Sara Watkins: Sara Watkins
Sara Watkins is best known as a fiddle player and vocalist for the Grammy Award-winning trio Nickel Creek. This self-titled album is her debut solo album. Here Watkins displays her skills as a multi-instrumentalist, playing guitar, ukulele, fiddle, and as a very engaging singer. This album incorporates folk, country, gospel, and pop. It was produced by former Led Zeppelin bassist John Paul Jones and recorded in Los Angeles and Nashville. She’s joined by alt-country duo Gillian Welch and Dave Rawlings, Tom Petty’s keyboardist Benmont Tench, Elvis Costello’s drummer Pete Thomas, as well as friends from the bluegrass world like Tim O’Brien, Punch Brothers’ Chris Eldridge, Ronnie McCoury, and Rayna Gellert: and Nickel Creek band-mates Christ Thile and Sean Watkins.

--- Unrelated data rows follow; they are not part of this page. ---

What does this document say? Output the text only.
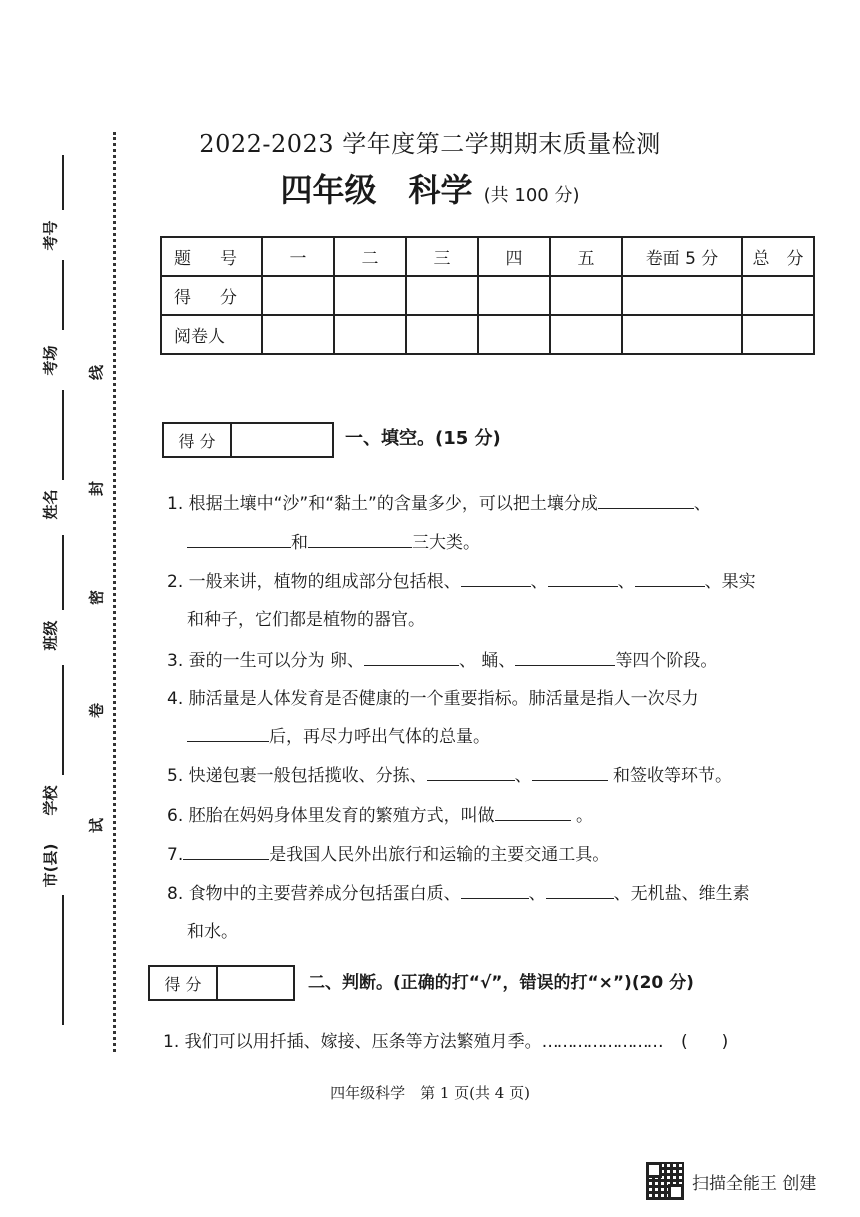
考号
考场
姓名
班级
学校
市(县)
线
封
密
卷
试
2022-2023 学年度第二学期期末质量检测
四年级　科学 (共 100 分)
题　号	一	二	三	四	五	卷面 5 分	总　分
得　分							
阅卷人							
得 分	一、填空。(15 分)
1. 根据土壤中“沙”和“黏土”的含量多少，可以把土壤分成	、
和	三大类。
2. 一般来讲，植物的组成部分包括根、	、	、	、果实
和种子，它们都是植物的器官。
3. 蚕的一生可以分为 卵、	、 蛹、	等四个阶段。
4. 肺活量是人体发育是否健康的一个重要指标。肺活量是指人一次尽力
后，再尽力呼出气体的总量。
5. 快递包裹一般包括揽收、分拣、	、	和签收等环节。
6. 胚胎在妈妈身体里发育的繁殖方式，叫做	。
7.	是我国人民外出旅行和运输的主要交通工具。
8. 食物中的主要营养成分包括蛋白质、	、	、无机盐、维生素
和水。
得 分	二、判断。(正确的打“√”，错误的打“×”)(20 分)
1. 我们可以用扦插、嫁接、压条等方法繁殖月季。…………………… (　　)
四年级科学　第 1 页(共 4 页)
扫描全能王 创建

The songs cover a span from exuberant, foot-stomping instrumentals to songs in which both the music and lyrics are both heart-wrenching and lovelorn. This album has a very different temperament than the Nickel Creek albums. I found it very enjoyable and liked the music very much. The sound quality is very nice, but not quite up to the standards set by the albums mentioned above.
Anne Bisson: Blue Mind
Mastered by Kevin Gray & Pressed at RTI on 180g Vinyl
Mastering system: MOON power amplifiers, DCS Digital and Weiss EQ, Analogue Mixer: Raindirk, DCS and Weis converter, 24-bit 96 kHz, PCM 9000 for mastering, Moon amplifier for playback
Musicians: Anne Bisson, piano, vocals, Paul Brochu, drums, Normand Guilbault, double bass
This is without question an audiophile recording. It features a rich, warm midrange combined with a sultry female singer. Bisson’s voice comes across crystal clear. The sound is simply wonderful and very musical. The soundstage is wide, deep, and tall. There is plenty of detail and it’s very smooth sounding. Like I said it’s a very good audiophile album, and despite our attempts to kid ourselves, we all own a good many of these.

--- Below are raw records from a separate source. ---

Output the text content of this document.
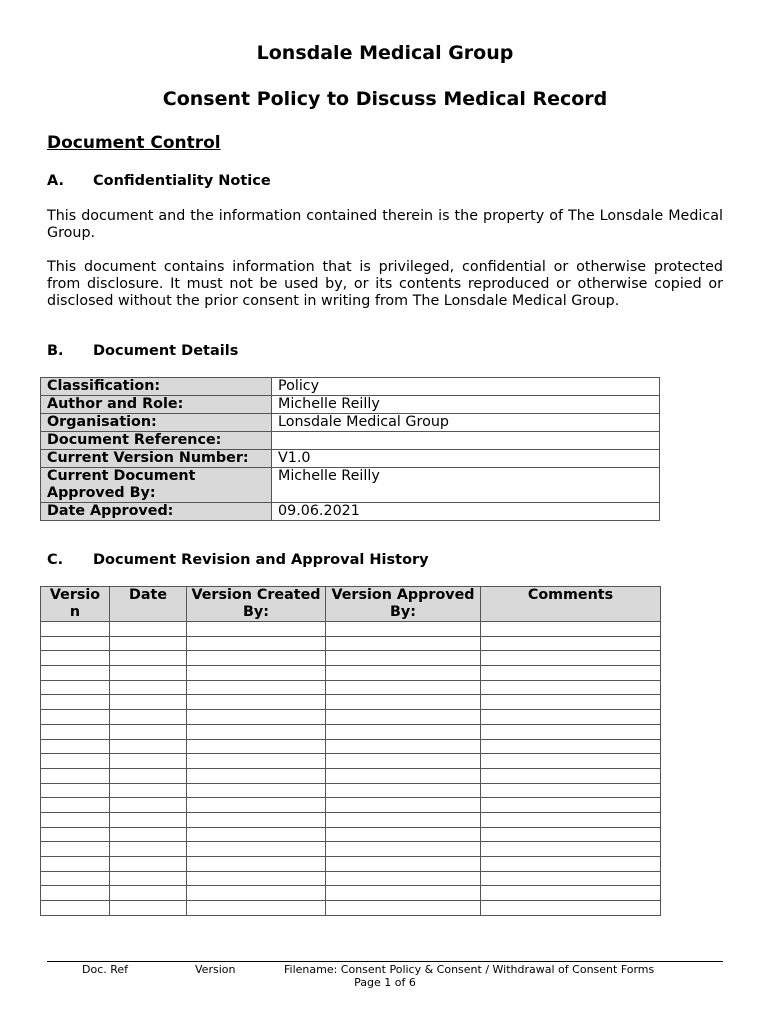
Lonsdale Medical Group
Consent Policy to Discuss Medical Record
Document Control
A. Confidentiality Notice
This document and the information contained therein is the property of The Lonsdale Medical Group.
This document contains information that is privileged, confidential or otherwise protected from disclosure. It must not be used by, or its contents reproduced or otherwise copied or disclosed without the prior consent in writing from The Lonsdale Medical Group.
B. Document Details
Classification:	Policy
Author and Role:	Michelle Reilly
Organisation:	Lonsdale Medical Group
Document Reference:	
Current Version Number:	V1.0
Current Document Approved By:	Michelle Reilly
Date Approved:	09.06.2021
C. Document Revision and Approval History
Versio n	Date	Version Created By:	Version Approved By:	Comments

Doc. Ref	Version	Filename: Consent Policy & Consent / Withdrawal of Consent Forms
Page 1 of 6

The music is a blend of vocal jazz and pop. For me it is the music where this album falls a little short. I find Bisson’s voice quite pleasing and the playing of the drums and bass are quite nice. Still, as good as the sound and performance is, it just doesn’t quite all come together to emotionally involve me in the music. Maybe with time I will come to enjoy it more.